Security (info wants to be free!): Easiest would be give everyone admin access, but obv can’t. Encrypt data (even internal communication – most info theft happens inside org – see diagram on his slide – sometimes some data must be both in transit & at rest; maybe use custom code to mask b4 & after storage), use SSL (but offload certifs to TMG [Threat Mgt Gateway]/F5 etc), segment SP on dedicated VLAN, use reverse proxy servers (TMG), use dedicated admin accounts (if I am admin of boxes, do not use normal user acct – each admin should have their own admin acct - more of a policy). Co might decided to accept certain amt of risk (vs cost). Point of vulnerability is always SP admins.

Cost – plan for now & future. Know licensing options (Foundation free, Std vs Enterprise, Internet sites). Don’t forget to include all other server costs (Windows/SQL ($12,500 per processor)/TMG/etc). Hardware costs (servers, routers). When you are building SP, you’re building a home; pour foundation first & never again – need someone who really knows what they’re doing. Changing org structure etc is like knocking down & rearranging walls, can be done tho difficult. Rearranging furniture is easy (things users can do – build lists).
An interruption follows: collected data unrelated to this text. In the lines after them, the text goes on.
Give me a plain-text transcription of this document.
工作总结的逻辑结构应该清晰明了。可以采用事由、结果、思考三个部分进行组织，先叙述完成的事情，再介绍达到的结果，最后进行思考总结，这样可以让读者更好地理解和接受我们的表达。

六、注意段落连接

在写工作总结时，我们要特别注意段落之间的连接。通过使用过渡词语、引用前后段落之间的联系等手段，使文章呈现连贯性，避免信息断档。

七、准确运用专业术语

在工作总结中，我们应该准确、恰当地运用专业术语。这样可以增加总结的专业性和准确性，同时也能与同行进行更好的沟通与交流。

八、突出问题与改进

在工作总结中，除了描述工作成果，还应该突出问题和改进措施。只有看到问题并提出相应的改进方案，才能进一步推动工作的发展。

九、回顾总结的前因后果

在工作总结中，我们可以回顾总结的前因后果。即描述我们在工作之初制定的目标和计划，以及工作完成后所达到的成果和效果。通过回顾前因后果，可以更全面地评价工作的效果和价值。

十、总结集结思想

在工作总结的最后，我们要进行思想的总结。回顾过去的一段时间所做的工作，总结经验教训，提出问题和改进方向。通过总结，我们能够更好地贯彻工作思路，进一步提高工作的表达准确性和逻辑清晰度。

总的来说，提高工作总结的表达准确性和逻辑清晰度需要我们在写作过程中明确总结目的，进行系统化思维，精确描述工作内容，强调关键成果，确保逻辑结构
Secret sauce (how do we put it all together): Planning. Roles (WFE server – very sim to MOSS, primary scale component is # of users connecting, 8GB RAM, 4 “cores”, 80GB HD (his rec); SQL Server – clustered or other HA tech, can have multiple instances to share load, perf critical to farm, 16-64G RAM, 8+ cores, 80G HD + data [on C drive]).
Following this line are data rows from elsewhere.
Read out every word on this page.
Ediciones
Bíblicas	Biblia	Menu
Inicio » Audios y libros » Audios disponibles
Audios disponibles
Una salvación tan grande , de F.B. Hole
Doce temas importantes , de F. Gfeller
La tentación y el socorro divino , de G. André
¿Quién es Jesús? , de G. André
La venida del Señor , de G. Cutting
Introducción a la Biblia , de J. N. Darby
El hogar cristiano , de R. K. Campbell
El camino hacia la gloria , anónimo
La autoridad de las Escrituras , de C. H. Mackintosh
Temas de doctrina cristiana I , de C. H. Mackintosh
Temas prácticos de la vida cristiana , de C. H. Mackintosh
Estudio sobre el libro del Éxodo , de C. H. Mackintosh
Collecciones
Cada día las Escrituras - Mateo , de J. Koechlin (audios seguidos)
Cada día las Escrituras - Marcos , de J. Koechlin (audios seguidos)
SQL considerations: alias your server (SQL alias or DNS [usually OK]). Size of content DB determines min RAM (med (<4TB content) -> 32GB RAM, lg -> 64DB RAM. Disk perf critical (tune SAN for optimal perf by use – RAID 10 best (more efficient but eats more disk space), RAID 5 OK – data/log/temp DB all on sep LUNS (logical unit ____) & logical disks – ensure SAN NIC isn’t saturated).

Service App Servers: Automatic scale & load balance. Can partition svc to specific servers. Search very scalable, but very complex – crawl servers (can have mult servers crawling data, query data sent directly to query servers not on crawl) – Query Servers (can create mult partitions, 10 mill items upper limit – about 5% query, about 25% for search – can have active/passive failover query partitions (can have dup on another box to split up load to cut time in half – see slide diagram – significantly more complex – FAST is something different) - query size est at 10% of crawled content (usual smaller)).

Virtualization – Problem or Solution? He says we can virtualize everything (WFE/Svc App. SQL maybe – you can, but most ppl don’t). Allows us to dynamically manage farm as needed by reqts (so resources aren’t being wasted & can be used for elsewhat). Snapshots are your friend (always b4 hotfix).

High Availability, DR, Virtualization: Plan for emergencies (plan for worst, hope for best – Recovery time Objective & Recovery Point Objective (about 2x size of log shipment[??]). Prevent single point of failure. Consider Virtual DR. Also plan for effort to recover from failover (how much work involved).

Can the Cloud save us? Transfers risk to cloud provider (servers/network/patches/backup) – you make sure my servers are running, etc. Reduces “dark” hardware costs. Can be cheaper (shared), or more expensive (private).

Define, then Design (server roles, server size/#, virtualized components, availability, DR, test farm – “everyone has a test farm, some have production farm”)

Develop: Stick to plan, ensure all pre-reqs and patches are installed, script install, snapshot everything b4 & after, take lots of screen shots.